CISCO ASA 5505 8.2 port forwarding from Inside to outside

Posted on 2014-02-14
5
3,337 Views
Last Modified: 2014-02-17
Hi I have below requirement which may have been answered earlier but i could not find anything.

Device : ASA 5505
IOS : 8.2

inside IP : 10.1.1.1
NAT IP : 192.168.1.1 ( not interface IP, one of the IP from pool)

traffic from 10.1.1.1 on port 25 from inside should be sent out on port 547 after natting to 192.168.1.1
How do i configure port redirection/ forwarding from inside to outside.  
I have ACL configured on inside and outside to allow respective IP for all ports.

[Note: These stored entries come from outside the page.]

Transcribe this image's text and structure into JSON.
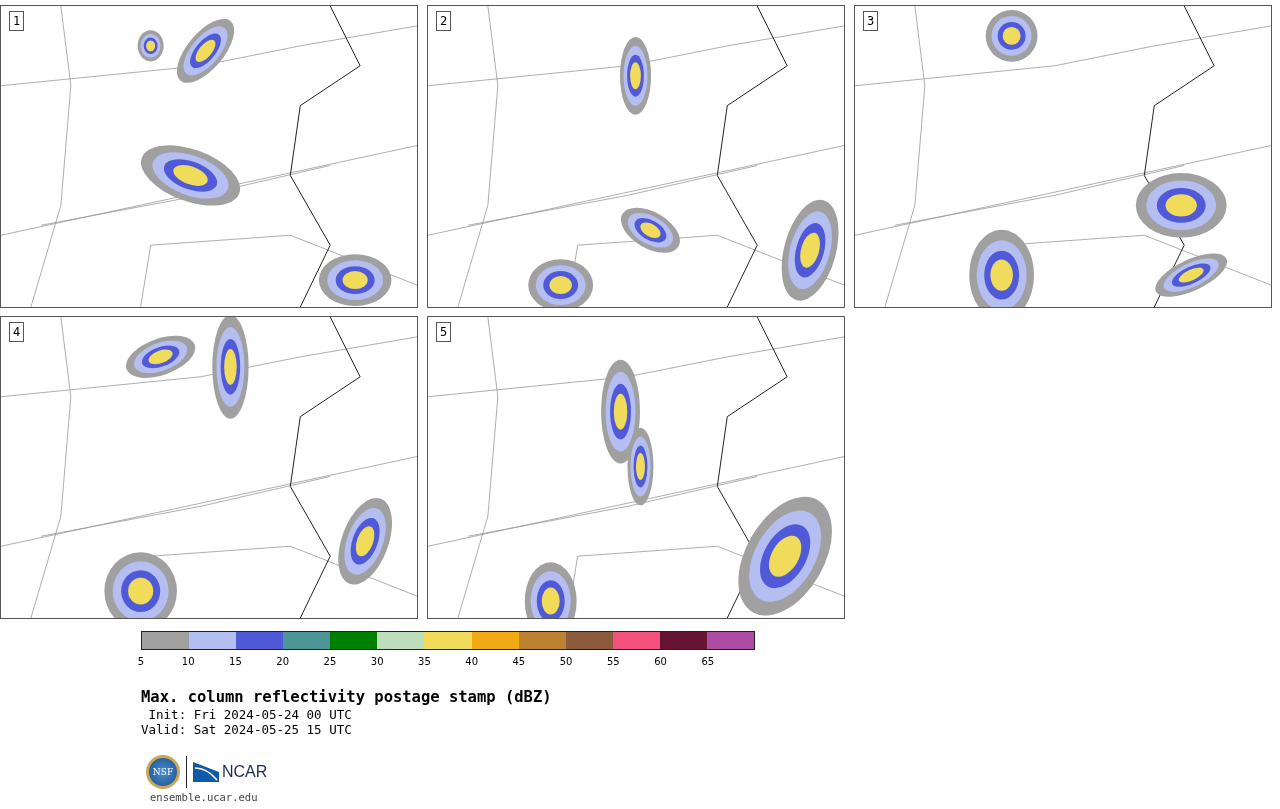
{
  "panels": [
    {
      "label": "1"
    },
    {
      "label": "2"
    },
    {
      "label": "3"
    },
    {
      "label": "4"
    },
    {
      "label": "5"
    }
  ],
  "colorbar": {
    "segments": [
      {
        "tick": "5",
        "color": "#a0a0a0"
      },
      {
        "tick": "10",
        "color": "#b4bef0"
      },
      {
        "tick": "15",
        "color": "#505ad8"
      },
      {
        "tick": "20",
        "color": "#4e9598"
      },
      {
        "tick": "25",
        "color": "#008000"
      },
      {
        "tick": "30",
        "color": "#bcdcbc"
      },
      {
        "tick": "35",
        "color": "#f0dc5a"
      },
      {
        "tick": "40",
        "color": "#f0aa14"
      },
      {
        "tick": "45",
        "color": "#bc8232"
      },
      {
        "tick": "50",
        "color": "#8c5a3c"
      },
      {
        "tick": "55",
        "color": "#f4507c"
      },
      {
        "tick": "60",
        "color": "#641632"
      },
      {
        "tick": "65",
        "color": "#ac4ca4"
      }
    ]
  },
  "title": "Max. column reflectivity postage stamp (dBZ)",
  "init": " Init: Fri 2024-05-24 00 UTC",
  "valid": "Valid: Sat 2024-05-25 15 UTC",
  "logos": {
    "nsf": "NSF",
    "ncar": "NCAR"
  },
  "url": "ensemble.ucar.edu"
}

global (outside) 3 192.168.1.1
nat (inside) 3 10.1.1.1 255.255.255.255

I am not sure how to configure  "static " command for this requirement.

Regards,
Amar
0
Comment
Question by:Amar_1984
  • 3
  • 2
5 Comments
 
LVL 9

Expert Comment

by:ffleisma
ID: 39860776
Are you doing this via CLI or ASDM?

CLI:
static (Inside,Outside)  tcp 192.168.1.1 547 10.1.1.1 25 netmask 255.255.255.255

ASDM
Static NAT Rule

Another way is to do a Static Policy NAT

CLI:
access-list Inside_nat_static line 1 extended permit tcp host 10.1.1.1 eq smtp any
        
static (Inside,Outside)  tcp 192.168.1.1 547 access-list Inside_nat_static

ASDM:
Static Policy NAT
Hope this helps and let us know if you have any further questions.
0
 

Author Comment

by:Amar_1984
ID: 39860811
Will this be bi-directional or only from Inside to Outside.  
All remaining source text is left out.